Objectively, look at the world. Most people are narcissistic and crazy as loons; you mustn't let them get to you. The reptile portion of our brains still has us in a slaughterhouse meaningless fight to the death. You must not give the reptiles too much sway as determinants of what is meaningful.

Gagdad Bob said...

You will be in my thoughts and prayers, for what it's worth. You don't deserve the propaganda from these internal saboteurs, but you must become wise to their ways.

Steve said...

Tom--
I appreciate your kind words. But I DO have weaknesses. Serious ones. I have severe learning disabilities that make me unable to do things that most people can do. Yet, most people don't realize this because of the way I speak and write. They assume that because I can do those things reasonably well, I should be able to do everything else equally well and that if I don't, it's not because I can't but because I won't.

What I'm trying to do now is get a better handle on what I can and can't do and find ways to use what I can do to make the best life I can for myself and my wife while not letting what I can't do continue to cripple me the way it has for most of my life.

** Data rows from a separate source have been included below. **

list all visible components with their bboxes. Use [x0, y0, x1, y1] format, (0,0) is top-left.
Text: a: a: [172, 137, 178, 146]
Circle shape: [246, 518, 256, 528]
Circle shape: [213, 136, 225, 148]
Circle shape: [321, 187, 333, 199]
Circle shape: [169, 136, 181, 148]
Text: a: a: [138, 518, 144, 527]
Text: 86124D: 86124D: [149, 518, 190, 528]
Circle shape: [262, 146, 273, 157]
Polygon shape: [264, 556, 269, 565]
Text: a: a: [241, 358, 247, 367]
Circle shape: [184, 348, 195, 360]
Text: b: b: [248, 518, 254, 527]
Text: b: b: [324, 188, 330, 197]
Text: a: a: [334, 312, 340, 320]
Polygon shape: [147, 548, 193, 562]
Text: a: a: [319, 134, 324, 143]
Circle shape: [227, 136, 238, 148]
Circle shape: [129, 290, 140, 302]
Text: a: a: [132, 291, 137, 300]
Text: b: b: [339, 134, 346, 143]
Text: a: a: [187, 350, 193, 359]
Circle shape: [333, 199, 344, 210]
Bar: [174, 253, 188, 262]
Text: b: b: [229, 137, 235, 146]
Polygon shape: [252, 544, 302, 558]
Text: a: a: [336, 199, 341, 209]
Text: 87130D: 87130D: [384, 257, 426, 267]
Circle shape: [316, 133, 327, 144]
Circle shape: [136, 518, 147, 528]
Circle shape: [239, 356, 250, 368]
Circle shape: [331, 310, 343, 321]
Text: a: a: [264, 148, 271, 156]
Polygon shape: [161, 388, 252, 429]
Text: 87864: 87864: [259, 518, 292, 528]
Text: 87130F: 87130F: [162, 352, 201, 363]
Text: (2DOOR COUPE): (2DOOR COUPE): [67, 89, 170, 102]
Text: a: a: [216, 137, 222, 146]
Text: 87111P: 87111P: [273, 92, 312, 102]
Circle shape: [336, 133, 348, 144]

I'm now involved in a program that may make it possible for me to undergo extensive neuropsychological testing and related counseling at minimal or no cost to myself. This could end up being very helpful.

Bob--
For what it's worth, your thoughts and prayers are worth a great deal. I know that my "internal saboteurs" are not merely cognitive but also psychological. That is, in addition to what I absolutely cannot do because of my cognitive deficits, I have falsely convinced myself that I cannot do even more than that and have subjected myself to a great deal of needless and stultifying fear, frustration, self-pity, and depression as a result.

I wish I could afford psychotherapy that could help me with this. Perhaps I could afford some kind of short-term cognitive psychotherapy that could be of some benefit. But I don't see how I could possibly afford the kind of long-term psychodynamic or psychoanalytic therapy in which you specialize and which you would no doubt consider to be most needed. I guess one does what one can.